El mundo del vino argentino está de luto tras la reciente partida del reconocido enólogo francés Michel Rolland. Su legado, marcado por más de tres décadas de influencia en la industria vinícola del país, deja un vacío difícil de llenar. Desde los años 90, Rolland ha sido una figura clave en el desarrollo y posicionamiento del vino argentino en el mercado internacional.
Rolland llegó a Argentina en 1988, convocado por Arnaldo Etchart, con la misión de expandir el Malbec y cambiar la forma de pensar el negocio vitivinícola, apostando por la escala y el enfoque exportador. En aquel entonces, el país no tenía una imagen consolidada como productor de vino, pero gracias al trabajo incansable de Rolland y su dedicación al Malbec, Argentina logró destacarse en la escena mundial.
Durante su tiempo en Argentina, Rolland asesoró a más de 300 bodegas en 22 países, implementando cambios significativos en el manejo del viñedo y la producción, con el objetivo de crear vinos de alta calidad con proyección internacional. Su proyecto más emblemático fue Clos de los Siete, en el Valle de Uco, que ha logrado posicionarse con éxito en más de 70 países, demostrando el alcance global de su trabajo.

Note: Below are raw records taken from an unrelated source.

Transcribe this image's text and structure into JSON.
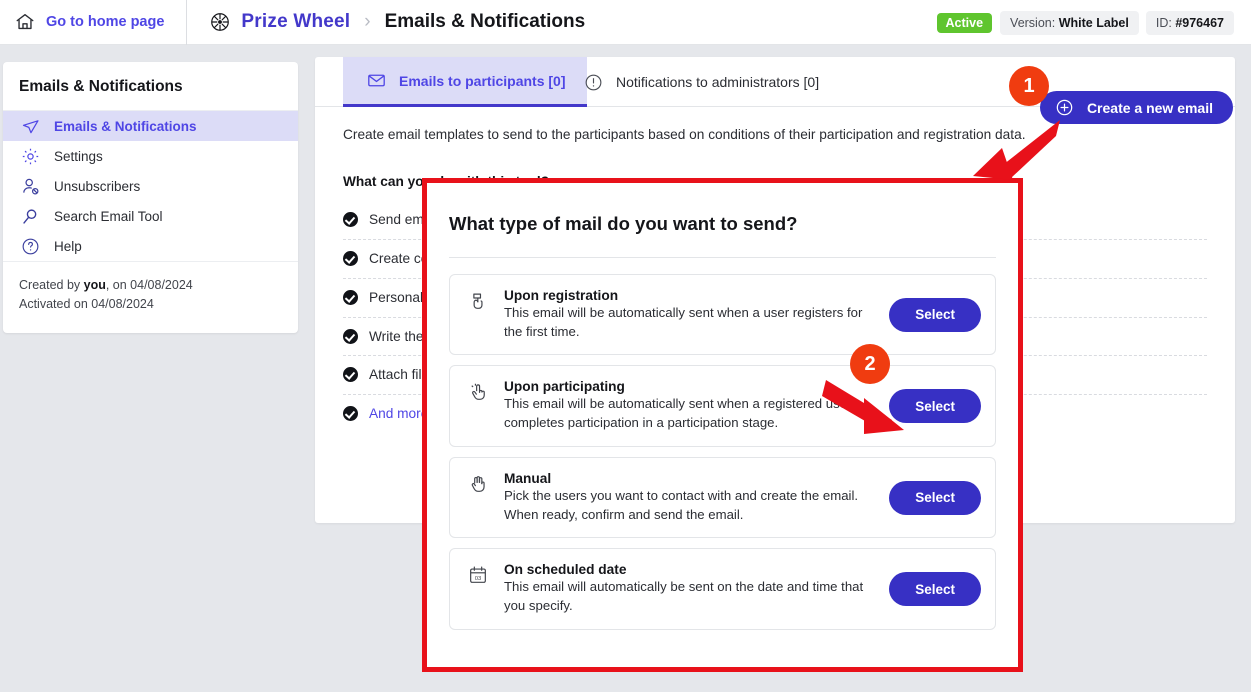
{
  "topbar": {
    "home_label": "Go to home page",
    "home_icon": "house-icon",
    "app_icon": "prize-wheel-icon",
    "app_name": "Prize Wheel",
    "separator": "›",
    "page_title": "Emails & Notifications",
    "status_badge": "Active",
    "version_label": "Version:",
    "version_value": "White Label",
    "id_label": "ID:",
    "id_value": "#976467"
  },
  "sidebar": {
    "title": "Emails & Notifications",
    "items": [
      {
        "label": "Emails & Notifications",
        "icon": "paper-plane-icon",
        "active": true
      },
      {
        "label": "Settings",
        "icon": "gear-icon",
        "active": false
      },
      {
        "label": "Unsubscribers",
        "icon": "user-block-icon",
        "active": false
      },
      {
        "label": "Search Email Tool",
        "icon": "magnifier-icon",
        "active": false
      },
      {
        "label": "Help",
        "icon": "question-circle-icon",
        "active": false
      }
    ],
    "footer": {
      "created_prefix": "Created by ",
      "created_by": "you",
      "created_suffix": ", on 04/08/2024",
      "activated": "Activated on 04/08/2024"
    }
  },
  "main": {
    "tabs": [
      {
        "label": "Emails to participants [0]",
        "icon": "envelope-icon",
        "active": true
      },
      {
        "label": "Notifications to administrators [0]",
        "icon": "alert-circle-icon",
        "active": false
      }
    ],
    "create_button": {
      "label": "Create a new email",
      "icon": "plus-circle-icon"
    },
    "intro": "Create email templates to send to the participants based on conditions of their participation and registration data.",
    "subhead": "What can you do with this tool?",
    "features": [
      "Send emails automatically when a user registers or participates.",
      "Create conditions based on the results of the participants (points, prizes, number of entries...).",
      "Personalize the content of the email for each participant.",
      "Write the email in several languages depending on the language of each participant.",
      "Attach files and images to the emails you send.",
      "And more..."
    ],
    "last_feature_is_link": true
  },
  "modal": {
    "title": "What type of mail do you want to send?",
    "options": [
      {
        "title": "Upon registration",
        "description": "This email will be automatically sent when a user registers for the first time.",
        "icon": "registration-hand-icon",
        "button": "Select"
      },
      {
        "title": "Upon participating",
        "description": "This email will be automatically sent when a registered user completes participation in a participation stage.",
        "icon": "tap-hand-icon",
        "button": "Select"
      },
      {
        "title": "Manual",
        "description": "Pick the users you want to contact with and create the email. When ready, confirm and send the email.",
        "icon": "open-hand-icon",
        "button": "Select"
      },
      {
        "title": "On scheduled date",
        "description": "This email will automatically be sent on the date and time that you specify.",
        "icon": "calendar-icon",
        "button": "Select"
      }
    ]
  },
  "annotations": {
    "badges": [
      {
        "number": "1",
        "target": "create-a-new-email-button"
      },
      {
        "number": "2",
        "target": "select-button-upon-participating"
      }
    ],
    "highlight_color": "#e8111a",
    "badge_color": "#f03c10"
  },
  "colors": {
    "primary": "#3730c4",
    "accent": "#4f46e5",
    "active_green": "#5fc52e",
    "annotation_red": "#e8111a",
    "badge_orange": "#f03c10",
    "page_bg": "#e5e7eb"
  }
}
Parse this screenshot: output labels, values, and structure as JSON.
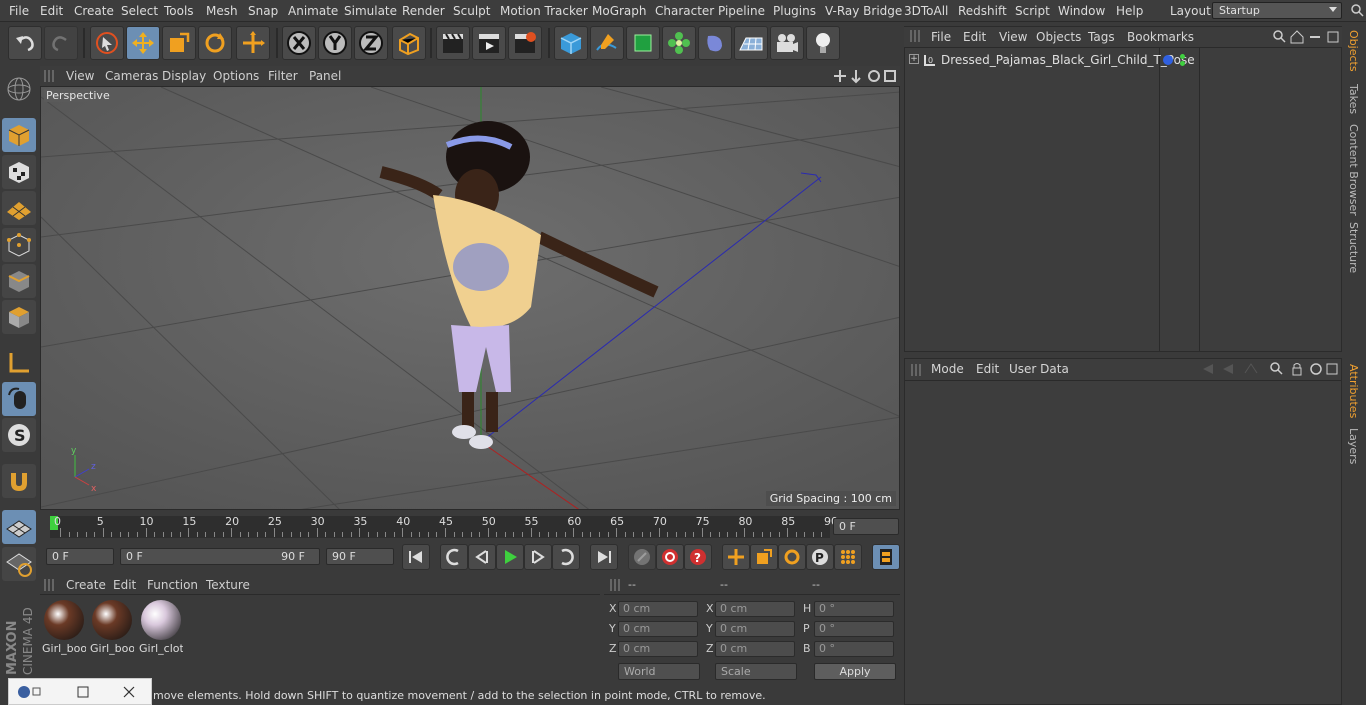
{
  "menu": [
    "File",
    "Edit",
    "Create",
    "Select",
    "Tools",
    "Mesh",
    "Snap",
    "Animate",
    "Simulate",
    "Render",
    "Sculpt",
    "Motion Tracker",
    "MoGraph",
    "Character",
    "Pipeline",
    "Plugins",
    "V-Ray Bridge",
    "3DToAll",
    "Redshift",
    "Script",
    "Window",
    "Help"
  ],
  "layout": {
    "label": "Layout:",
    "value": "Startup"
  },
  "viewport": {
    "menu": [
      "View",
      "Cameras",
      "Display",
      "Options",
      "Filter",
      "Panel"
    ],
    "label": "Perspective",
    "grid_spacing": "Grid Spacing : 100 cm"
  },
  "timeline": {
    "ticks": [
      "0",
      "5",
      "10",
      "15",
      "20",
      "25",
      "30",
      "35",
      "40",
      "45",
      "50",
      "55",
      "60",
      "65",
      "70",
      "75",
      "80",
      "85",
      "90"
    ],
    "current_frame": "0 F",
    "start": "0 F",
    "range_start": "0 F",
    "range_end": "90 F",
    "end": "90 F"
  },
  "materials": {
    "menu": [
      "Create",
      "Edit",
      "Function",
      "Texture"
    ],
    "items": [
      {
        "name": "Girl_boo",
        "color": "#6b3a26"
      },
      {
        "name": "Girl_boo",
        "color": "#6b3a26"
      },
      {
        "name": "Girl_clot",
        "color": "#d9c8dc"
      }
    ]
  },
  "coords": {
    "headers": [
      "--",
      "--",
      "--"
    ],
    "rows": [
      {
        "a": "X",
        "av": "0 cm",
        "b": "X",
        "bv": "0 cm",
        "c": "H",
        "cv": "0 °"
      },
      {
        "a": "Y",
        "av": "0 cm",
        "b": "Y",
        "bv": "0 cm",
        "c": "P",
        "cv": "0 °"
      },
      {
        "a": "Z",
        "av": "0 cm",
        "b": "Z",
        "bv": "0 cm",
        "c": "B",
        "cv": "0 °"
      }
    ],
    "world": "World",
    "scale": "Scale",
    "apply": "Apply"
  },
  "objects": {
    "menu": [
      "File",
      "Edit",
      "View",
      "Objects",
      "Tags",
      "Bookmarks"
    ],
    "items": [
      {
        "name": "Dressed_Pajamas_Black_Girl_Child_T_Pose"
      }
    ]
  },
  "attributes": {
    "menu": [
      "Mode",
      "Edit",
      "User Data"
    ]
  },
  "right_tabs": [
    "Objects",
    "Takes",
    "Content Browser",
    "Structure",
    "Attributes",
    "Layers"
  ],
  "status": "move elements. Hold down SHIFT to quantize movement / add to the selection in point mode, CTRL to remove.",
  "branding": "MAXON CINEMA 4D"
}
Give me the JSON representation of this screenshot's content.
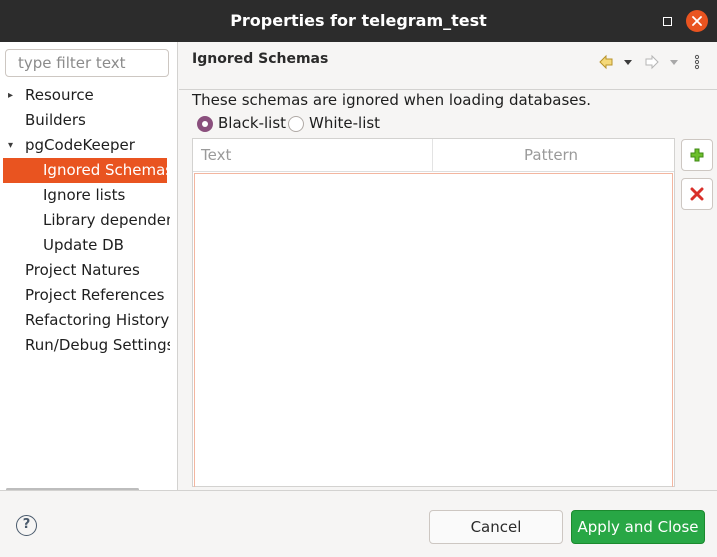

Además de su impacto en la industria a través de proyectos como Clos de los Siete, Rolland también incursionó en su propia bodega en Mendoza, Rolland Wines. Con una inversión cercana a los US$3 millones, la bodega se inauguró en 2009 y cuenta con una capacidad de producción de 100.000 a 120.000 botellas al año, con un enfoque en vinos de alta gama destinados principalmente a Estados Unidos y Europa.
El legado de Michel Rolland perdurará en la industria vinícola argentina, recordando su visión innovadora, su pasión por el Malbec y su contribución al posicionamiento internacional del vino argentino. Su influencia seguirá siendo una fuente de inspiración para las generaciones futuras de enólogos y amantes del vino en todo el mundo.